Shapes of Graphs Graphs can be skewed one direction or the other. Graphs of batting averages and height were symmetrical around the central value. Exam scores were not symmetrical since most students scored higher. This is skewed to the left (where the tail is). A graph skewed to the right means the tail is on the right side of the graph.

Salaries at Corporations They are skewed to the right. Fewer people at the top of the ladder who make the most money. Because it is skewed to the right, this means that the mean is HIGHER than the median. Median is best for describing the average employee salary, while Mean is best when doing payroll calculations and budgets.

Housing Prices Skewed to the right. Mean pulled in direction of skew relative to median. Mean is HIGHER than median.

Exam scores Data is skewed to the left. Mean is LOWER than median.

Example #3 The following histogram shows the exam scores for 30 students in a freshman accounting class. Estimate the mean of these scores. Is the standard deviation of these scores likely to be closer to 12 or to 25?

Answer to Example #3 The mean score is approximately 70 The standard deviation is more likely to be closer to 12 because about half of the scores are within 10 of 70 and the other half are further than 10 but less than 30 away therefore it seems more likely that the standard deviation would average out to close to 12 rather than 25.

SAT Scores What do you see? Bimodal distribution – often experienced on test scores. Students who know what they are doing come exam time and students who do NOT know.

Uniform Distributions All are around 166 times. Theoretically, it should be 166 2/3 times, but that is impossible for real data.

The Bell Curve Most famous of the shapes is the bell-shaped curve, aka normal curve, aka normal distribution, aka Gaussian distribution. Appears often in nature and in mathematics. Lots of formulas to describe it and analyze it. Let’s look at some examples!

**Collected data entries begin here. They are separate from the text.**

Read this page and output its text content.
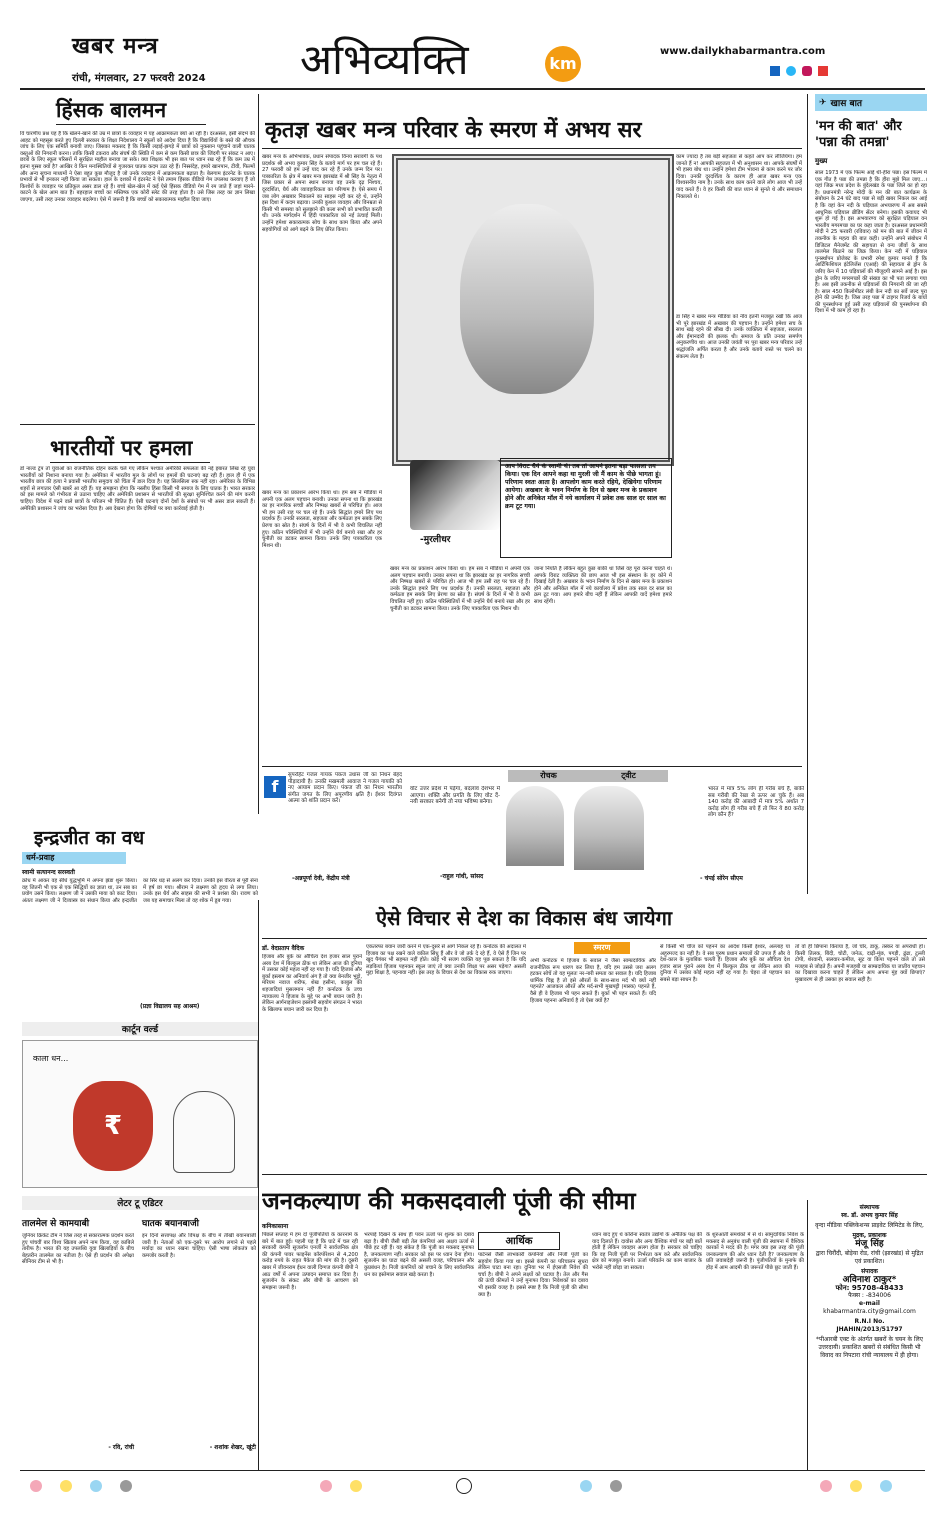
खबर मन्त्र
रांची, मंगलवार, 27 फरवरी 2024 अभिव्यक्ति	km
www.dailykhabarmantra.com
हिंसक बालमन
वि चारणीय प्रश्न यह है कि खेलने-खाने की उम्र में छात्रों के व्यवहार में यह आक्रामकता क्यों आ रही है। दरअसल, इसी संदर्भ की आहट को महसूस करते हुए दिल्ली सरकार के शिक्षा निदेशालय ने स्कूलों को आदेश दिया है कि विद्यार्थियों के बस्ते की औचक जांच के लिए एक समिति बनायी जाए। जिसका मकसद है कि किसी लड़ाई-झगड़े में छात्रों को नुकसान पहुंचाने वाली घातक वस्तुओं की निगरानी करना। ताकि किसी टकराव और संघर्ष की स्थिति में कम से कम किसी छात्र की जिंदगी पर संकट न आए। छात्रों के लिए स्कूल परिसरों में सुरक्षित माहौल बनाया जा सके। क्या शिक्षक भी इस बात पर ध्यान रख रहे हैं कि कम उम्र में इतना गुस्सा क्यों है? आखिर वे किन मनःस्थितियों से गुजरकर घातक कदम उठा रहे हैं। निस्संदेह, हमारे खानपान, टीवी, फिल्मों और अन्य सूचना माध्यमों ने ऐसा बहुत कुछ मौजूद है जो उनके व्यवहार में आक्रामकता बढ़ाता है। बेलगाम इंटरनेट के घातक प्रभावों से भी इनकार नहीं किया जा सकता। हाल के दशकों में इंटरनेट ने ऐसे तमाम हिंसक वीडियो गेम उपलब्ध करवाए हैं जो किशोरों के व्यवहार पर प्रतिकूल असर डाल रहे हैं। बच्चे खेल-खेल में कई ऐसे हिंसक वीडियो गेम में रम जाते हैं जहां मारने-काटने के खेल आम बात है। बहरहाल बच्चों का मस्तिष्क एक कोरी स्लेट की तरह होता है। उसे जिस तरह का ज्ञान लिखा जाएगा, उसी तरह उनका व्यवहार बदलेगा। ऐसे में जरूरी है कि बच्चों को सकारात्मक माहौल दिया जाए।
भारतीयों पर हमला
डो नाल्ड ट्रंप तो युवाओं का राजनीतिक दोहन करके चले गए लेकिन पश्चात अमेरिकी सफलता की नई इबारत लिख रहे युवा भारतीयों को निशाना बनाया गया है। अमेरिका में भारतीय मूल के लोगों पर हमलों की घटनाएं बढ़ रही हैं। हाल ही में एक भारतीय छात्र की हत्या ने प्रवासी भारतीय समुदाय को चिंता में डाल दिया है। यह सिलसिला रुक नहीं रहा। अमेरिका के विभिन्न शहरों से लगातार ऐसी खबरें आ रही हैं। यह समझना होगा कि नस्लीय हिंसा किसी भी समाज के लिए घातक है। भारत सरकार को इस मामले को गंभीरता से उठाना चाहिए और अमेरिकी प्रशासन से भारतीयों की सुरक्षा सुनिश्चित करने की मांग करनी चाहिए। विदेश में पढ़ने वाले छात्रों के परिजन भी चिंतित हैं। ऐसी घटनाएं दोनों देशों के संबंधों पर भी असर डाल सकती हैं। अमेरिकी प्रशासन ने जांच का भरोसा दिया है। अब देखना होगा कि दोषियों पर क्या कार्रवाई होती है।
कृतज्ञ खबर मन्त्र परिवार के स्मरण में अभय सर
खबर मन्त्र के अभिभावक, प्रधान संपादक विनय सरावगी के पथ प्रदर्शक श्री अभय कुमार सिंह के बताये मार्ग पर हम चल रहे हैं। 27 फरवरी को हम उन्हें याद कर रहे हैं उनके जन्म दिन पर। पत्रकारिता के क्षेत्र में खबर मन्त्र झारखंड में श्री सिंह के नेतृत्व में जिस प्रकार से अपना स्थान बनाया वह उनके दृढ़ निश्चय, दूरदर्शिता, धैर्य और व्यावहारिकता का परिणाम है। ऐसे समय में जब लोग अखबार निकालने का साहस नहीं कर रहे थे, उन्होंने इस दिशा में कदम बढ़ाया। उनकी कुशल व्यवहार और विनम्रता से किसी भी समस्या को सुलझाने की कला सभी को प्रभावित करती थी। उनके मार्गदर्शन में हिंदी पत्रकारिता को नई ऊंचाई मिली। उन्होंने हमेशा सकारात्मक सोच के साथ काम किया और अपने सहयोगियों को आगे बढ़ने के लिए प्रेरित किया।
काम ज्यादा है तब बड़ी सहजता से कहते आप कर लीजियेगा। हम जानते हैं न! आपकी सहजता में भी अनुशासन था। आपके संघर्षों में भी हास्य बोध था। उन्होंने हमेशा टीम भावना से काम करने पर जोर दिया। उनकी दूरदर्शिता के कारण ही आज खबर मन्त्र एक विश्वसनीय नाम है। उनके साथ काम करने वाले लोग आज भी उन्हें याद करते हैं। वे हर किसी की बात ध्यान से सुनते थे और समाधान निकालते थे।
डा सिंह ने खबर मन्त्र मीडिया को नीव इतनी मजबूत रखी कि आज भी पूरे झारखंड में अखबार की पहचान है। उन्होंने हमेशा सच के साथ खड़े रहने की सीख दी। उनके व्यक्तित्व में सहजता, सरलता और ईमानदारी की झलक थी। समाज के प्रति उनका समर्पण अनुकरणीय था। आज उनकी जयंती पर पूरा खबर मन्त्र परिवार उन्हें श्रद्धांजलि अर्पित करता है और उनके बताये रास्ते पर चलने का संकल्प लेता है।
-मुरलीधर
आप विराट धैर्य के स्वामी थे। तब तो आपने इतना बड़ा फासला तय किया। एक दिन आपने कहा था मुरली जी मैं काम के पीछे भागता हूं। परिणाम स्वतः आता है। आपलोग काम करते रहिये, देखियेगा परिणाम आयेगा। अखबार के भवन निर्माण के दिन से खबर मन्त्र के प्रकाशन होने और अनिकेत मॉल में नये कार्यालय में प्रवेश तक साल दर साल का क्रम टूट गया।
खबर मन्त्र का प्रकाशन आरंभ किया था। हम सब ने मीडिया में अपनी एक अलग पहचान बनायी। उनका सपना था कि झारखंड का हर नागरिक सच्ची और निष्पक्ष खबरों से परिचित हो। आज भी हम उसी राह पर चल रहे हैं। उनके सिद्धांत हमारे लिए पथ प्रदर्शक हैं। उनकी सरलता, सहजता और कर्मठता हम सबके लिए प्रेरणा का स्रोत है। संघर्ष के दिनों में भी वे कभी विचलित नहीं हुए। कठिन परिस्थितियों में भी उन्होंने धैर्य बनाये रखा और हर चुनौती का डटकर सामना किया। उनके लिए पत्रकारिता एक मिशन थी।
जाना नियति है लेकिन बहुत कुछ बाकी था जिसे वह पूरा करना चाहते थे। आपके विराट व्यक्तित्व की छाप आज भी इस संस्थान के हर कोने में दिखाई देती है। अखबार के भवन निर्माण के दिन से खबर मन्त्र के प्रकाशन होने और अनिकेत मॉल में नये कार्यालय में प्रवेश तक साल दर साल का क्रम टूट गया। आप हमारे बीच नहीं हैं लेकिन आपकी यादें हमेशा हमारे साथ रहेंगी।
खबर मन्त्र का प्रकाशन आरंभ किया था। हम सब ने मीडिया में अपनी एक अलग पहचान बनायी। उनका सपना था कि झारखंड का हर नागरिक सच्ची और निष्पक्ष खबरों से परिचित हो। आज भी हम उसी राह पर चल रहे हैं। उनके सिद्धांत हमारे लिए पथ प्रदर्शक हैं। उनकी सरलता, सहजता और कर्मठता हम सबके लिए प्रेरणा का स्रोत है। संघर्ष के दिनों में भी वे कभी विचलित नहीं हुए। कठिन परिस्थितियों में भी उन्होंने धैर्य बनाये रखा और हर चुनौती का डटकर सामना किया। उनके लिए पत्रकारिता एक मिशन थी।
✈ खास बात
'मन की बात' और 'पन्ना की तमन्ना'
मुख्य
साल 1973 में एक फिल्म आई थी-हीरा पन्ना। इस फिल्म में एक गीत है पन्ना की तमन्ना है कि हीरा मुझे मिल जाए...। यहां जिक्र मध्य प्रदेश के बुंदेलखंड के पन्ना जिले का हो रहा है। प्रधानमंत्री नरेन्द्र मोदी के मन की बात कार्यक्रम के संबोधन के 24 घंटे बाद पन्ना से बड़ी खबर निकल कर आई है कि वहां केन नदी के घड़ियाल अभयारण्य में अब सबसे आधुनिक घड़ियाल ब्रीडिंग सेंटर बनेगा। इसकी कवायद भी शुरू हो गई है। इस अभयारण्य को सुरक्षित घड़ियाल वन भारतीय मगरमच्छ का घर कहा जाता है। दरअसल प्रधानमंत्री मोदी ने 25 फरवरी (रविवार) को मन की बात में जीवन में तकनीक के महत्व की बात कही। उन्होंने अपने संबोधन में डिजिटल मैनेजमेंट की सहायता से वन्य जीवों के साथ तालमेल बिठाने का जिक्र किया। केन नदी में घड़ियाल पुनर्स्थापन प्रोजेक्ट के प्रभारी रमेश कुमार मानते हैं कि आर्टिफिशियल इंटेलिजेंस (एआई) की सहायता से ड्रोन के जरिए केन में 10 घड़ियालों की मौजूदगी सामने आई है। इस ड्रोन के जरिए मगरमच्छों की संख्या का भी पता लगाया गया है। अब इसी तकनीक से घड़ियालों की निगरानी की जा रही है। साल 450 किलोमीटर लंबी केन नदी का सर्वे जल्द पूरा होने की उम्मीद है। जिस तरह पन्ना में टाइगर रिजर्व के बाघों की पुनर्स्थापना हुई उसी तरह घड़ियालों की पुनर्स्थापना की दिशा में भी काम हो रहा है।
f
सुपरहिट गजल गायक पंकज उधास जी का निधन बेहद पीड़ादायी है। उनकी मखमली आवाज ने गजल गायकी को नए आयाम प्रदान किए। पंकज जी का निधन भारतीय संगीत जगत के लिए अपूरणीय क्षति है। ईश्वर दिवंगत आत्मा को शांति प्रदान करें।
-अन्नपूर्णा देवी, केंद्रीय मंत्री
रोचक	ट्वीट
वोट उत्तर प्रदेश में पड़ेगा, बदलाव देशभर में आएगा। शक्ति और प्रगति के लिए वोट दें- नयी सरकार बनेगी तो नया भविष्य बनेगा।
-राहुल गांधी, सांसद
भारत में मात्र 5% लोग ही गरीब बचे हैं, बाकी सब गरीबी की रेखा से ऊपर आ चुके हैं। अब 140 करोड़ की आबादी में मात्र 5% अर्थात 7 करोड़ लोग ही गरीब बचे हैं तो फिर ये 80 करोड़ लोग कौन हैं?
- चंपई सोरेन सीएम
इन्द्रजीत का वध
धर्म-प्रवाह
स्वामी सत्यानन्द सरस्वती
क्रोध में आकर वह सीधे युद्धभूमि में अपना झंडा शुरू किया। वह जितनी भी एक से एक सिद्धियों का ज्ञाता था, उन सब का प्रयोग उसने किया। लक्ष्मण जी ने उसकी माया को काट दिया। अंततः लक्ष्मण जी ने दिव्यास्त्र का संधान किया और इन्द्रजीत का सिर धड़ से अलग कर दिया। उनकी इस वीरता से पूरी सेना में हर्ष छा गया। श्रीराम ने लक्ष्मण को हृदय से लगा लिया। उनके इस धैर्य और साहस की सभी ने प्रशंसा की। रावण को जब यह समाचार मिला तो वह शोक में डूब गया।
(प्रज्ञा विद्यालय सह आश्रम)
कार्टून वर्ल्ड
काला धन...
₹
लेटर टू एडिटर
तालमेल से कामयाबी
जुनियर क्रिकेट टीम ने जिस तरह से सकारात्मक प्रदर्शन करते हुए पांचवीं बार विश्व खिताब अपने नाम किया, वह काबिले तारीफ है। भारत की यह उपलब्धि युवा खिलाड़ियों के बीच बेहतरीन तालमेल का नतीजा है। ऐसे ही प्रदर्शन की अपेक्षा सीनियर टीम से भी है।
- रवि, रांची
घातक बयानबाजी
इन दिनों सत्तापक्ष और विपक्ष के बीच में तीखी बयानबाजी जारी है। नेताओं को एक-दूसरे पर आरोप लगाने से पहले मर्यादा का ध्यान रखना चाहिए। ऐसी भाषा लोकतंत्र को कमजोर करती है।
- शशांक शेखर, खूंटी
ऐसे विचार से देश का विकास बंध जायेगा
डॉ. वेदप्रताप वैदिक
हिजाब और बुर्के का औचित्य देश हजार साल पुराने अरब देश में बिल्कुल ठीक था लेकिन आज की दुनिया में उसका कोई महत्व नहीं रह गया है। यदि हिजाब और बुर्का इस्लाम का अनिवार्य अंग है तो क्या बेनजीर भुट्टो, मरियम नवाज शरीफ, शेख हसीना, काबुल की शहजादियां मुसलमान नहीं हैं? कर्नाटक के उच्च न्यायालय ने हिजाब के मुद्दे पर अभी बयान जारी है। लेकिन आर्गनाइजेशन इस्लामी सहयोग संगठन ने भारत के खिलाफ बयान जारी कर दिया है।
एकतरफा बयान जारी करने में एक-दूसरे से आगे निकल रहे हैं। कर्नाटक की अदालत में हिजाब का पक्ष रखने वाले वकील सिंधु हैं और वे जो तर्क दे रहे हैं, वे ऐसे हैं जिन पर खुद पैगंबर भी सहमत नहीं होते। कोई भी सजग व्यक्ति यह पूछ सकता है कि यदि लड़कियां हिजाब पहनकर स्कूल जाएं तो क्या उनकी शिक्षा पर असर पड़ेगा? असली मुद्दा शिक्षा है, पहनावा नहीं। इस तरह के विचार से देश का विकास रुक जाएगा।
स्मरण
अभी कर्नाटक में हिजाब के सवाल ने जैसा साम्प्रदायिक और राजनीतिक रूप धारण कर लिया है, यदि हम उससे जरा अलग हटकर सोचें तो यह मूलतः नर-नारी समता का सवाल है। यदि हिजाब धार्मिक चिह्न है तो इसे औरतों के साथ-साथ मर्द भी क्यों नहीं पहनते? आजकल औरतें और मर्द-सभी मुखपट्टी (मास्क) पहनते हैं, वैसे ही वे हिजाब भी पहन सकते हैं। बुर्का भी पहन सकते हैं। यदि हिजाब पहनना अनिवार्य है तो ऐसा क्यों है?
से किसी भी चीज को पहनने का आदेश किसी ईश्वर, अल्लाह या अहुरमज्द का नहीं है। वे सब पुरुष प्रधान समाजों की उपज हैं और वे देश-काल के मुताबिक चलती हैं। हिजाब और बुर्के का औचित्य देश हजार साल पुराने अरब देश में बिल्कुल ठीक था लेकिन आज की दुनिया में उसका कोई महत्व नहीं रह गया है। चेहरा तो पहचान का सबसे बड़ा साधन है।
तो वो ही छिपाना किराया है, जो चोर, डाकू, तस्कर या अपराधी हो। किसी तिलक, बिंदी, चोटी, जनेऊ, दाढ़ी-मूंछ, पगड़ी, ढुंढा, टुल्ली टोपी, शेरवानी, सलवार-कमीज, सूट या किपा पहनने वाले तो उसे मजहब से जोड़ते हैं। अपनी मजहबी या साम्प्रदायिक या जातीय पहचान का दिखावा करना चाहते हैं लेकिन आप अपना मुंह क्यों छिपाएं? मुखावरण से ही उसका हर सवाल सही है।
जनकल्याण की मकसदवाली पूंजी की सीमा
कनिकासाना
पिछले सप्ताह में हम दो पूंजीपतियों के कारनामे के बारे में बात हुई। पहली यह है कि घाटे में चल रही सरकारी कंपनी सुजलॉन एनर्जी ने सार्वजनिक क्षेत्र की कंपनी पावर फाइनेंस कॉरपोरेशन से 4,200 करोड़ रुपये के राहत पैकेज की मांग की है। दूसरी खबर में जीवनराम ईंधन वाली दिग्गज कंपनी बीपी ने आठ वर्षों में अपना उत्पादन समाप्त कर दिया है। सुजलॉन के संकट और बीपी के आचरण को समझना जरूरी है।
भरपाई दिखने के साथ ही पवन ऊर्जा पर शुल्क का दबाव बढ़ा है। बीपी जैसी बड़ी तेल कंपनियां अब अक्षय ऊर्जा से पीछे हट रही हैं। यह संकेत है कि पूंजी का मकसद मुनाफा है, जनकल्याण नहीं। सरकार को इस पर ध्यान देना होगा। सुजलॉन का घाटा बढ़ने की असली वजह, परिचालन और कुप्रबंधन है। निजी कंपनियों को बचाने के लिए सार्वजनिक धन का इस्तेमाल सवाल खड़े करता है।
आर्थिक
पार्टनर्स जैसी लाभकारी कंपनियों और निजी पूंजी का सहयोग किया गया था। इससे कंपनी का परिचालन सुधरा लेकिन घाटा बना रहा। दुनिया भर में ईएसजी निवेश की चर्चा है। बीपी ने अपने लक्ष्यों को घटाया है। तेल और गैस की ऊंची कीमतों ने उन्हें मुनाफा दिया। निवेशकों का दबाव भी इसकी वजह है। इससे स्पष्ट है कि निजी पूंजी की सीमा क्या है।
ध्यान बाद हुए थे कोरोना स्वतंत्र उद्योगों के अनैतिक पक्ष की याद दिलाते हैं। दावोस और अन्य वैश्विक मंचों पर बड़ी बातें होती हैं लेकिन व्यवहार अलग होता है। सरकार को चाहिए कि वह निजी पूंजी पर निर्भरता कम करे और सार्वजनिक क्षेत्र को मजबूत बनाये। ऊर्जा परिवर्तन का काम बाजार के भरोसे नहीं छोड़ा जा सकता।
के शुरुआती समर्थकों में से थे। सामुदायिक निवेश के मकसद से अनुबंध वाली पूंजी की स्थापना में वैश्विक कारकों ने मदद की है। मगर क्या इस तरह की पूंजी जनकल्याण की ओर ध्यान देती है? जनकल्याण के प्रति जवाबदेही जरूरी है। पूंजीपतियों के मुनाफे की होड़ में आम आदमी की जरूरतें पीछे छूट जाती हैं।
संस्थापक
स्व. डॉ. अभय कुमार सिंह
वृन्दा मीडिया पब्लिकेशन्स प्राइवेट लिमिटेड के लिए,
मुद्रक, प्रकाशक
मंजू सिंह
द्वारा चिरौंदी, बोड़ेया रोड, रांची (झारखंड) से मुद्रित एवं प्रकाशित।
संपादक
अविनाश ठाकुर*
फोन: 95708-48433
फैक्स : -834006
e-mail
khabarmantra.city@gmail.com
R.N.I No.
JHAHIN/2013/51797
*पीआरबी एक्ट के अंतर्गत खबरों के चयन के लिए उत्तरदायी। प्रकाशित खबरों से संबंधित किसी भी विवाद का निपटारा रांची न्यायालय में ही होगा।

Why should we expect bells? Around the mean, there should be an expected amount of variation above and below. The more the variation, the less likely it is. Thus we have a cluster in the middle and approximately the same in high and low ends.

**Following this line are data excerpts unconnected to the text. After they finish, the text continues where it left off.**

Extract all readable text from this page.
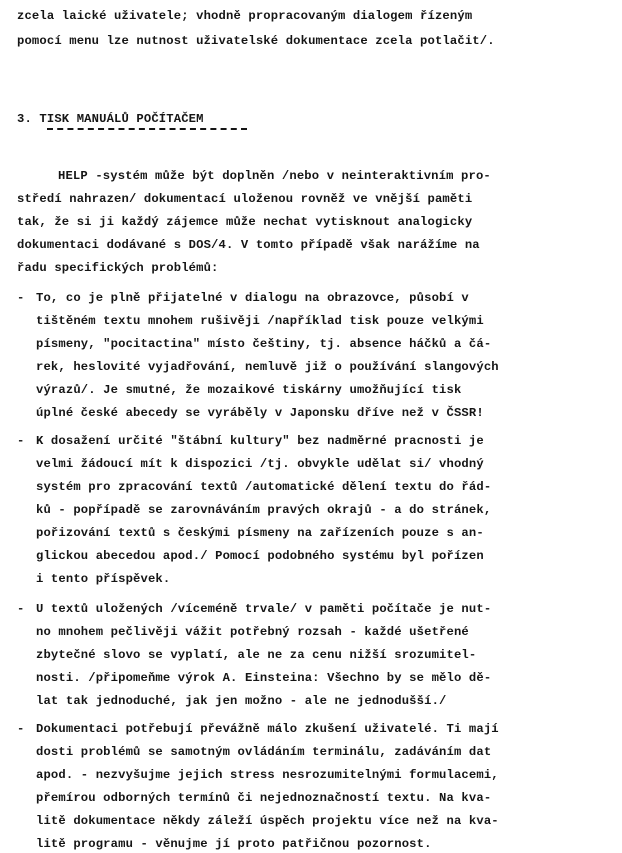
zcela laické uživatele; vhodně propracovaným dialogem řízeným
pomocí menu lze nutnost uživatelské dokumentace zcela potlačit/.
3. TISK MANUÁLŮ POČÍTAČEM
HELP -systém může být doplněn /nebo v neinteraktivním pro-
středí nahrazen/ dokumentací uloženou rovněž ve vnější paměti
tak, že si ji každý zájemce může nechat vytisknout analogicky
dokumentaci dodávané s DOS/4. V tomto případě však narážíme na
řadu specifických problémů:
- To, co je plně přijatelné v dialogu na obrazovce, působí v
tištěném textu mnohem rušivěji /například tisk pouze velkými
písmeny, "pocitactina" místo češtiny, tj. absence háčků a čá-
rek, heslovité vyjadřování, nemluvě již o používání slangových
výrazů/. Je smutné, že mozaikové tiskárny umožňující tisk
úplné české abecedy se vyráběly v Japonsku dříve než v ČSSR!
- K dosažení určité "štábní kultury" bez nadměrné pracnosti je
velmi žádoucí mít k dispozici /tj. obvykle udělat si/ vhodný
systém pro zpracování textů /automatické dělení textu do řád-
ků - popřípadě se zarovnáváním pravých okrajů - a do stránek,
pořizování textů s českými písmeny na zařízeních pouze s an-
glickou abecedou apod./ Pomocí podobného systému byl pořízen
i tento příspěvek.
- U textů uložených /víceméně trvale/ v paměti počítače je nut-
no mnohem pečlivěji vážit potřebný rozsah - každé ušetřené
zbytečné slovo se vyplatí, ale ne za cenu nižší srozumitel-
nosti. /připomeňme výrok A. Einsteina: Všechno by se mělo dě-
lat tak jednoduché, jak jen možno - ale ne jednodušší./
- Dokumentaci potřebují převážně málo zkušení uživatelé. Ti mají
dosti problémů se samotným ovládáním terminálu, zadáváním dat
apod. - nezvyšujme jejich stress nesrozumitelnými formulacemi,
přemírou odborných termínů či nejednoznačností textu. Na kva-
litě dokumentace někdy záleží úspěch projektu více než na kva-
litě programu - věnujme jí proto patřičnou pozornost.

Normal Curves and Standard Deviation 68% of the data differ from the mean by less than one standard deviation. 95% of the data differ from the mean by less than two standard deviations. 99.7% of the data differ from the mean by less than three standard deviations.

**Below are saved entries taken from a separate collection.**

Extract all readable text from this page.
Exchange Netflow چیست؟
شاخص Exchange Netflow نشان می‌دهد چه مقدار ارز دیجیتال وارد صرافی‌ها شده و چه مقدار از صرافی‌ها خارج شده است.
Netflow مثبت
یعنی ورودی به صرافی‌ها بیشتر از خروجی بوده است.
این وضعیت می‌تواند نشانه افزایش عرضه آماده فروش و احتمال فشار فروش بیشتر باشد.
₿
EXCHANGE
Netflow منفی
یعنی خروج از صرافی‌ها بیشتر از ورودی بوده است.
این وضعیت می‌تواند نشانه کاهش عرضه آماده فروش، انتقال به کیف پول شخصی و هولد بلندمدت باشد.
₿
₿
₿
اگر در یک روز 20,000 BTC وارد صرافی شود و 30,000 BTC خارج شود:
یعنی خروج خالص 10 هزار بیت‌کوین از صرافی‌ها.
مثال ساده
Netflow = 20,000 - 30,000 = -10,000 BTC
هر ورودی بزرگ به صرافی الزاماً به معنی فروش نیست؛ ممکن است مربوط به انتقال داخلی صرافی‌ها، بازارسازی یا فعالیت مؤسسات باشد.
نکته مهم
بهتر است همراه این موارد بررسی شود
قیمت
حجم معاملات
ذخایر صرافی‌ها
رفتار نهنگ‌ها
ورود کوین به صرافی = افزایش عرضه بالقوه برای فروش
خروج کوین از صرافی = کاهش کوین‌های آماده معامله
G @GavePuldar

Example #1 All freshmen entering NHS have their heads measured for the beanies they are required to wear. One year the head circumference data had a normal distribution with mean 55 cm and standard deviation 1.7 cm. What percentage of the students that year had a head circumference between 53.3 cm and 56.7 cm? What percentage had circumference above 58.4 cm?

Answer to Example #1 For data with a normal distribution, about 68% of the values differ from the mean by less than one standard deviation. The normally distributed head measurements have mean 55 cm and standard deviation 1.7 cm, so heads within one standard deviation of the mean will measure between 55 - 1.7 = 53.3 cm and 55 + 1.7 = 56.7 cm. Thus approximately 68% of the freshmen have head circumferences between 53.3 and 56.7 cm. A head measuring more than 58.4 cm is more than 3.4 cm, or two standard deviations, above the mean. For the second question, recall that approximately 95% of the values in a normal distribution are within two standard deviations, so only 5% lie above or below those limits. Thus, in this case, roughly 5%/2 = 2.5% of the freshmen will have head circumferences measuring more than 58.4 cm.

Example #2 The average high temperature in Anchorage, Alaska, in January is 21ºF with a standard deviation of 10º. The average high temperature in Honolulu in January is 80ºF with a standard deviation of 8º. In which location would it be more unusual to have a day in January with a high of 57ºF?

Answer to #2 A January temperature of 57° would be more unusual in Anchorage. This temperature is within three standard deviations (3 * 8° = 24°) of the mean (80°) in Honolulu but is outside the range of three standard deviations (3 * 10° = 30°) of the mean (21°) in Anchorage.